Company registration in New Zealand

The following steps are required to incorporate a GmbH in New Zealand:

  • To reserve a company name online ( for application fee of NZD 10.22. The reserved name is available for registration for 20 working days. You can extend your name reservation for a further 20 working days. If the name is not used or withdrawn within 20 working days, the name will be forfeited and you will need to reapply and pay another NZD 10.22 application fee.
  • Go back online and apply for the company to be registered by completing forms on company details (such as names of shareholders and directors and company addresses and address of communication) and pay the registration fee. When the application is processed, the founder will receive a notification by email along with the appropriate director and shareholder consent forms, which are generated by the Companies Office. The applicant must then fax the signed director and shareholder consent forms within 20 working days, after which the application will expire. The certificate of incorporation will be issued via email in a few minutes when the last consent form is accepted.
  • You can apply online for a company IRD (Inland Revenue Department) number and register for GST (Good and Service Tax) at the same time as incorporating a company online with the New Zealand Companies Office.

The formation of a new company in New Zealand takes 1 day.

Local registered office

Each company in New Zealand must have a registered office, an address for service, and an address for communication. The address of the registered office and the address for service must be physical addresses in New Zealand. That is, a street address, not a Post Office Box or DX address. The address for communication may be a postal or physical address (but not a DX) and must include an email address.

The companies office requires the following to be stored at the registered office:

  • Constitution of the company (optional);
  • Minutes of all meetings and resolutions of shareholders;
  • Share register and the register of Director's interests;
  • Minutes of all meetings and resolutions of directors and directors committees;
  • Certificates given by directors under Companies Act;
  • Full names and addresses of the current directors;
  • All written communications to all shareholders, including annual reports;
  • Copies of all financial statements and group financial statements (these must be in English);
  • Accounting records for the current accounting period.

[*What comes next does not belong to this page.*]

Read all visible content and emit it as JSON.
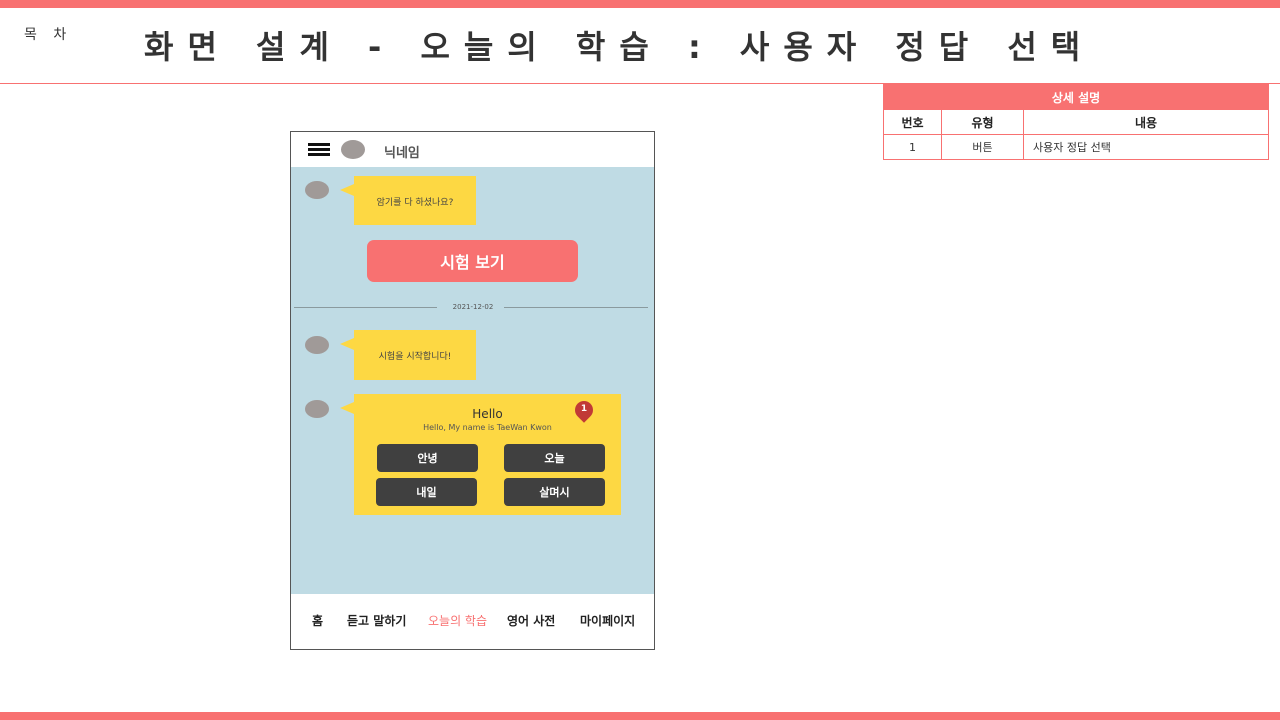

All records must be held and updated regularly for the past seven years.


There are no statutory requirements for a company in New Zealand to have a seal.

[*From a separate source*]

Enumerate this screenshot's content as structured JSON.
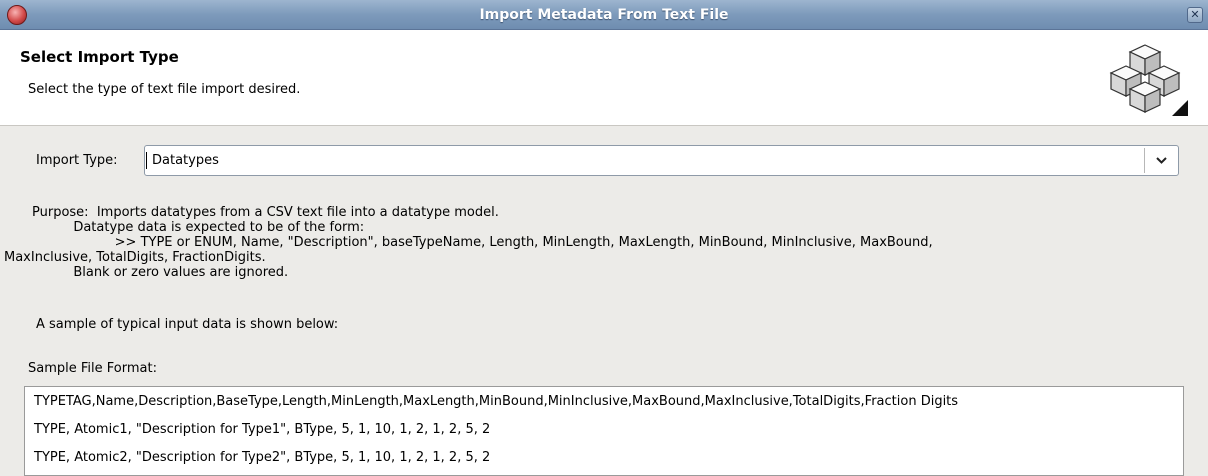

The redomiciliation of companies to or from New Zealand is permitted.

Company structure


Every company in New Zealand must have at least one director. A director must be a natural person. There are no requirements to the residency of directors. A person cannot be a director of a company if they are:

  • under 18 years of age;
  • an undischarged bankrupt;
  • otherwise prohibited from directing, promoting, participating in the management of a company under any statutory provisions.

However, from 1 May 2015, New Zealand companies must also have at least one director who lives in New Zealand or who lives in an enforcement country (currently Australia only) and is a director of a company in that country.

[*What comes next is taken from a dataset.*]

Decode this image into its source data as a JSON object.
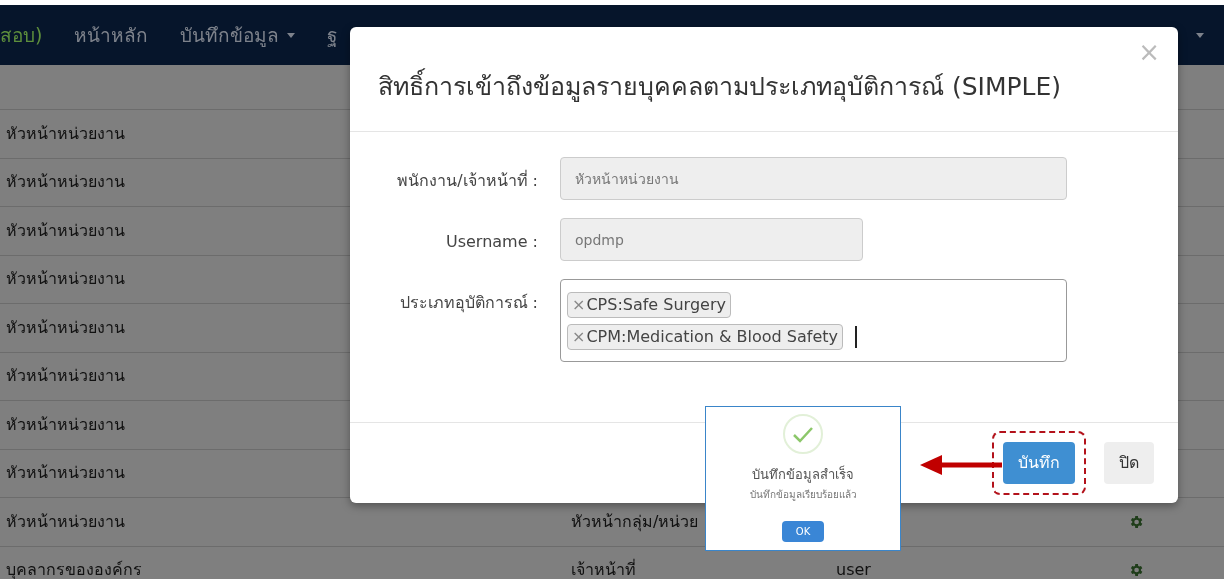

Directors’ information appears on public record.

A meeting of the board may be held either by a number of the directors who constitute a quorum, being assembled together at the place, date, and time appointed for the meeting; or by means of audio, or audio and visual, communication by which all directors participating and constituting a quorum can simultaneously hear each other throughout the meeting.


New Zealand companies are not required to appoint a company secretary.


Each company in New Zealand must have at least one shareholder. There is no restriction on the nationality or residency of the shareholders. The shareholders can be individuals and/or legal persons.

Each shareholder is on public record.

The board of a company must call an annual meeting of shareholders. A company does not have to hold its first annual meeting in the calendar year of its reregistration but must hold that meeting within 18 months of its registration. The following meetings should be held not later than 15 months after the previous annual meeting. Meetings may be held in or outside of New Zealand.


The details of the beneficial owner are not available on public record.

Share capital and shares

There is no specific minimum capital requirement. The usual minimum authorized capital is NZD 100. The minimum issued capital may be one share without par value. Issued shares must be fully paid. Registered shares, preference shares, redeemable shares and shares with or without voting rights are permitted.

Shares must not have a nominal or par value. Bearer shares are prohibited.

New Zealand Trusts

What is a Trust?

A trust is a legally binding arrangement whereby a person (the "settlor") transfers assets to another person (the "trustee") who is entrusted with legal title to the trust assets, not for the trustee's own benefit, but for the benefit of other persons (the "beneficiaries").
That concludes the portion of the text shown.